Naum Kleiman, Antonio Somaini (eds)

Sergei M. Eisenstein

Notes for a General History of Cinema

One of the iconic figures of the twentieth-century cinema, Sergei Eisenstein is best known as the director of The Battleship Potemkin. His craft as director and film editor left a distinct mark on such key figures of the Western cinema as Nicolas Roeg, Francis Ford Coppola, Sam Peckinpah and Akiro Kurosawa.

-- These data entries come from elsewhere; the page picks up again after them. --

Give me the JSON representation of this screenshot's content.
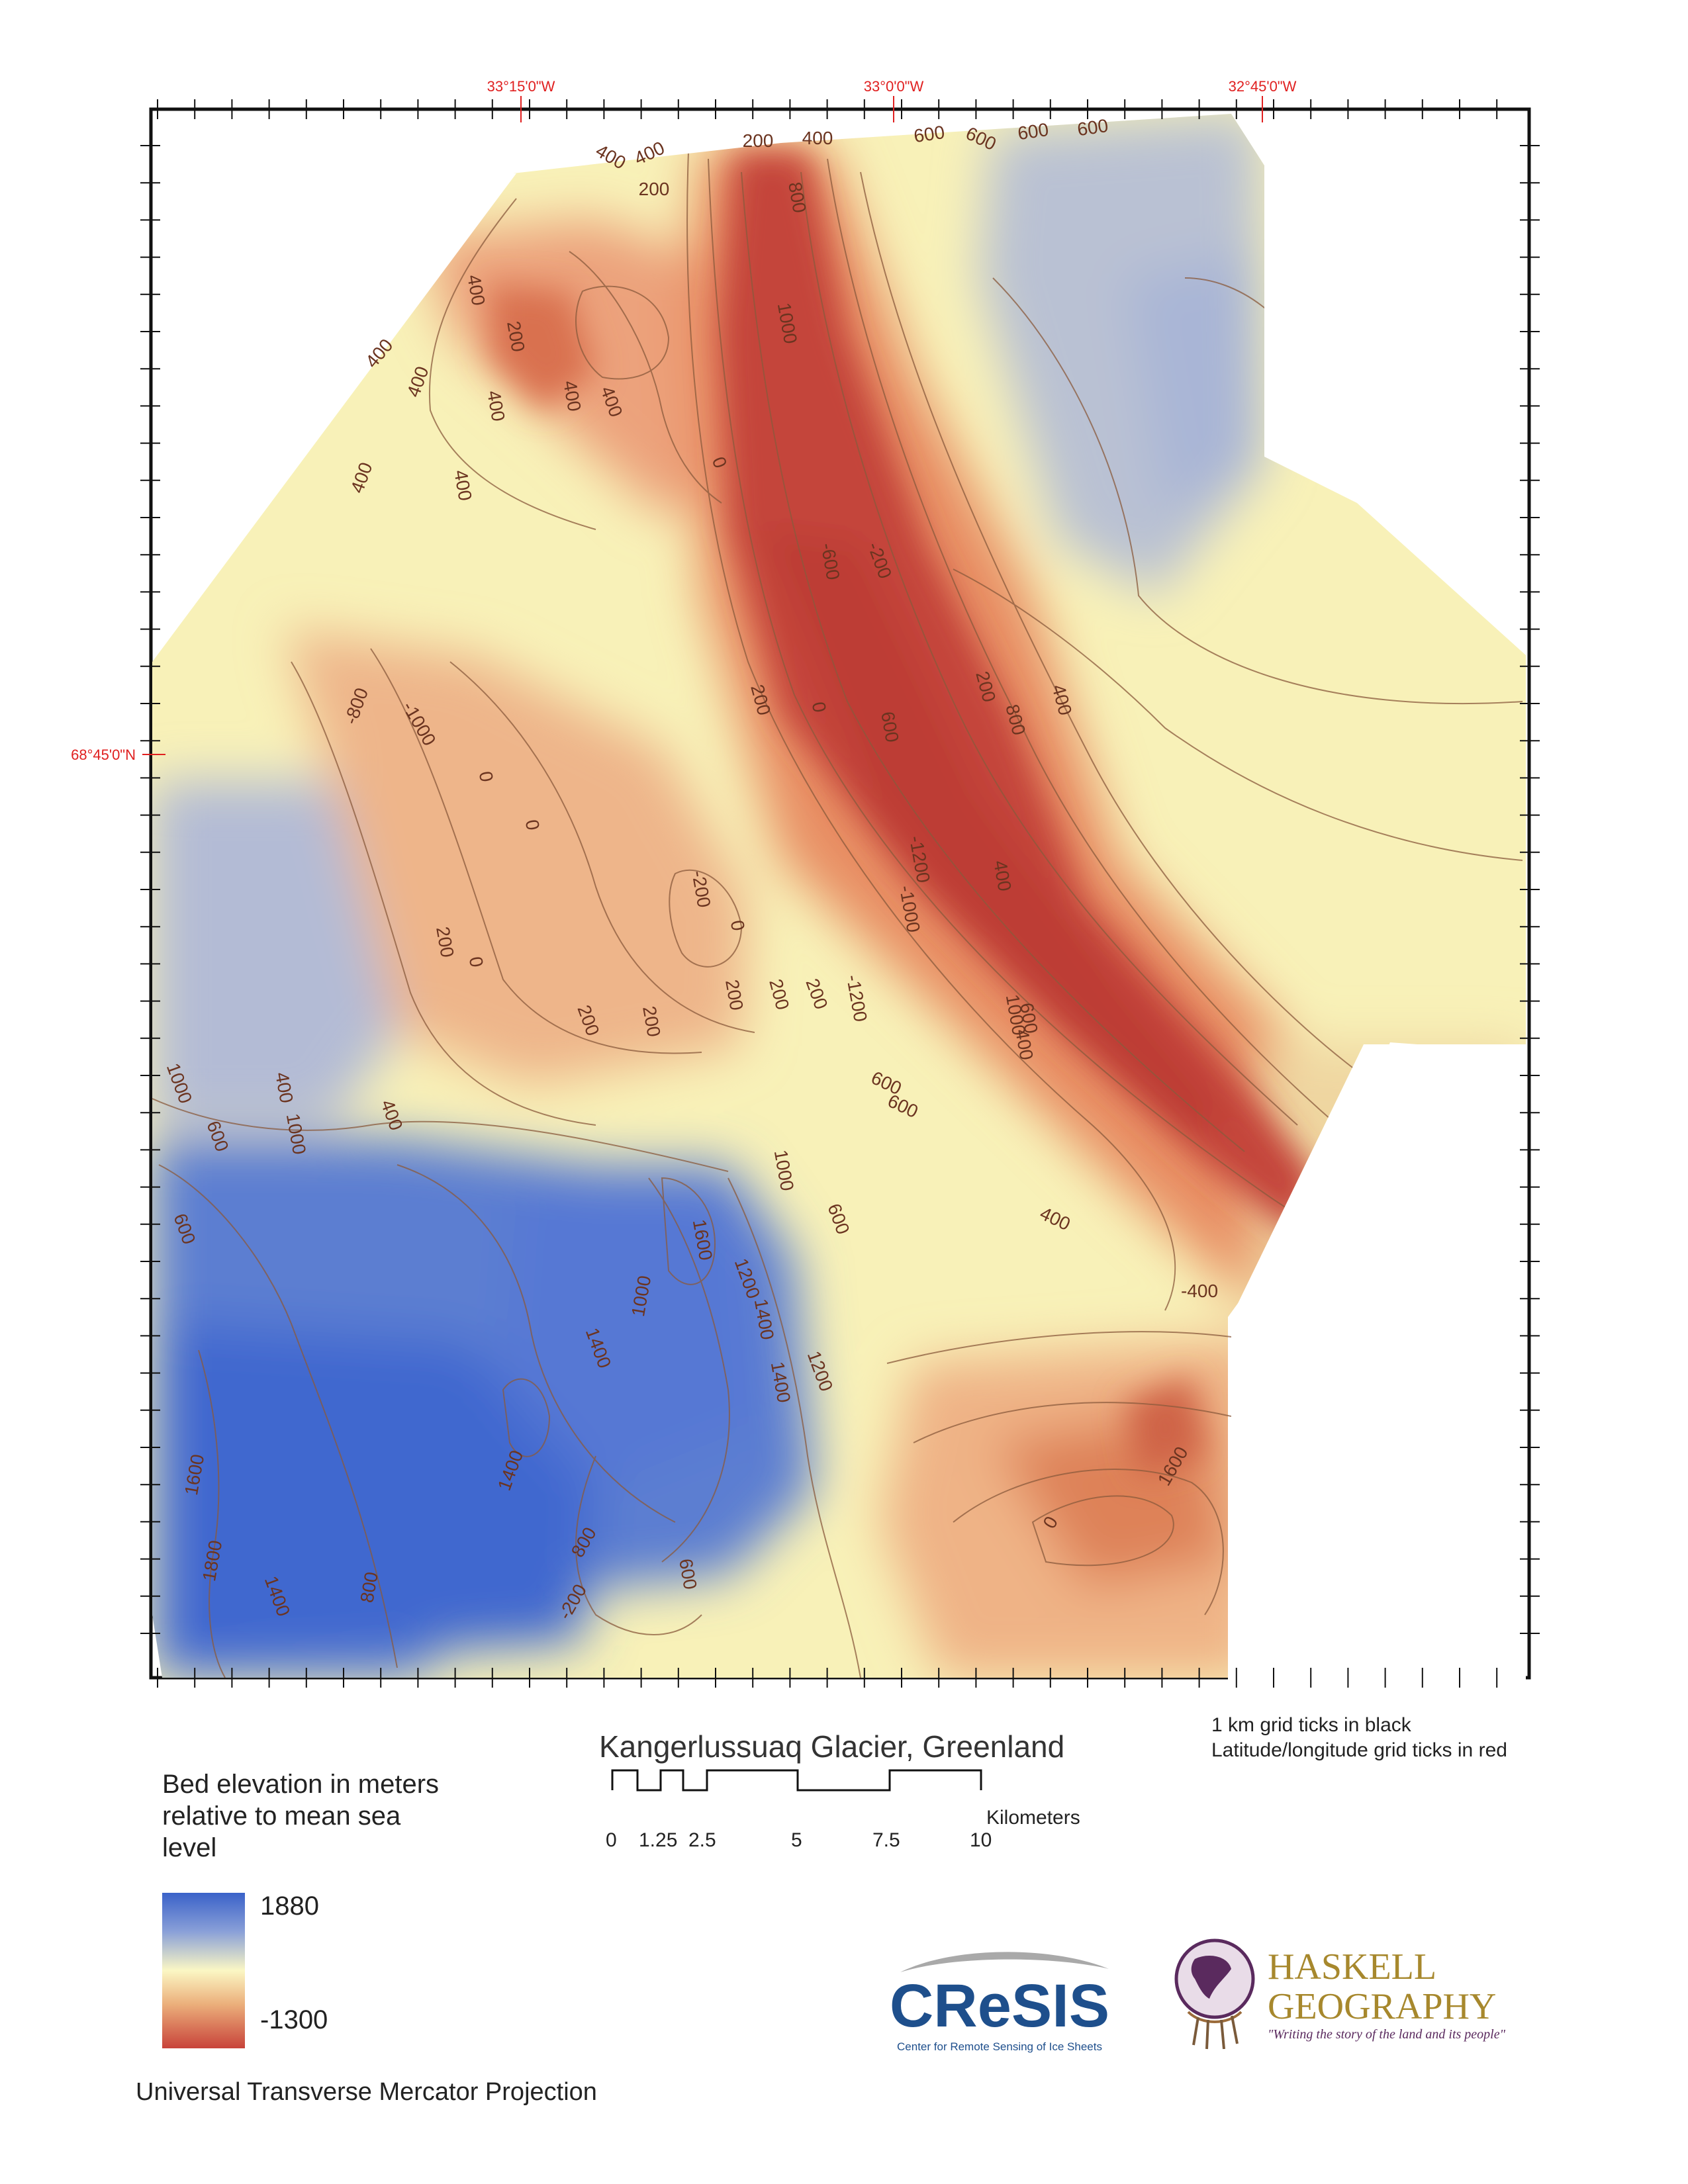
{
  "map": {
    "title": "Kangerlussuaq Glacier, Greenland",
    "projection": "Universal Transverse Mercator Projection",
    "grid_note_black": "1 km grid ticks in black",
    "grid_note_red": "Latitude/longitude grid ticks in red",
    "lon_labels": [
      "33°15'0\"W",
      "33°0'0\"W",
      "32°45'0\"W"
    ],
    "lat_label": "68°45'0\"N",
    "legend": {
      "title": "Bed elevation in meters relative to mean sea level",
      "max_label": "1880",
      "min_label": "-1300",
      "colors": {
        "high": "#3a62c9",
        "mid": "#fbf7c4",
        "low": "#c8433a"
      }
    },
    "scale_bar": {
      "unit": "Kilometers",
      "ticks": [
        "0",
        "1.25",
        "2.5",
        "5",
        "7.5",
        "10"
      ]
    },
    "contour_labels": [
      "200",
      "400",
      "600",
      "600",
      "600",
      "600",
      "400",
      "200",
      "800",
      "400",
      "400",
      "200",
      "400",
      "400",
      "400",
      "400",
      "0",
      "1000",
      "400",
      "400",
      "400",
      "-600",
      "-200",
      "200",
      "400",
      "600",
      "800",
      "200",
      "0",
      "-800",
      "-1000",
      "0",
      "0",
      "-200",
      "0",
      "-1200",
      "-1000",
      "400",
      "600",
      "400",
      "200",
      "0",
      "200",
      "200",
      "200",
      "200",
      "200",
      "-1200",
      "1000",
      "1000",
      "400",
      "400",
      "1000",
      "600",
      "600",
      "600",
      "1000",
      "600",
      "1600",
      "1200",
      "1000",
      "1400",
      "1400",
      "1200",
      "1400",
      "600",
      "400",
      "1400",
      "-400",
      "1600",
      "1600",
      "1800",
      "1400",
      "800",
      "600",
      "800",
      "-200",
      "0"
    ]
  },
  "logos": {
    "cresis_name": "CReSIS",
    "cresis_sub": "Center for Remote Sensing of Ice Sheets",
    "haskell_line1": "HASKELL",
    "haskell_line2": "GEOGRAPHY",
    "haskell_tagline": "\"Writing the story of the land and its people\""
  }
}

This comprehensive volume of Eisenstein’s writings is the first ever English-language edition of his newly discovered notes for a general history of the cinema, a project he undertook in 1946-47 before his death in 1948. In his writings, Eisenstein presents the main coordinates of a history of the cinema without mentioning specific directors or films: what we find instead is a vast genealogy of all the media and of all the art forms that have preceded cinema’s birth and accompanied the first decades of its history, exploring the same expressive possibilities that cinema has explored and responding to the same, deeply rooted urges cinema has responded to. Cinema appears here as the heir of a very long tradition that includes death masks, ritual processions, wax museums, diorama and panorama, and as a medium in constant transformation, that far from being locked in a stable form continues to redefine itself.
The texts by Eisenstein are accompanied by a series of critical essays written by some of the world’s most qualified Eisenstein scholars.
Editors

Naum Kleiman

Naum Kleiman is director of the Film Museum in Moscow, director of the Eisenstein Center, and editor of the Russian editions of some of Eisenstein's most important theoretical works.

Antonio Somaini

Antonio Somaini is professor of film and visual culture studies at the Université Sorbonne Nouvelle Paris 3.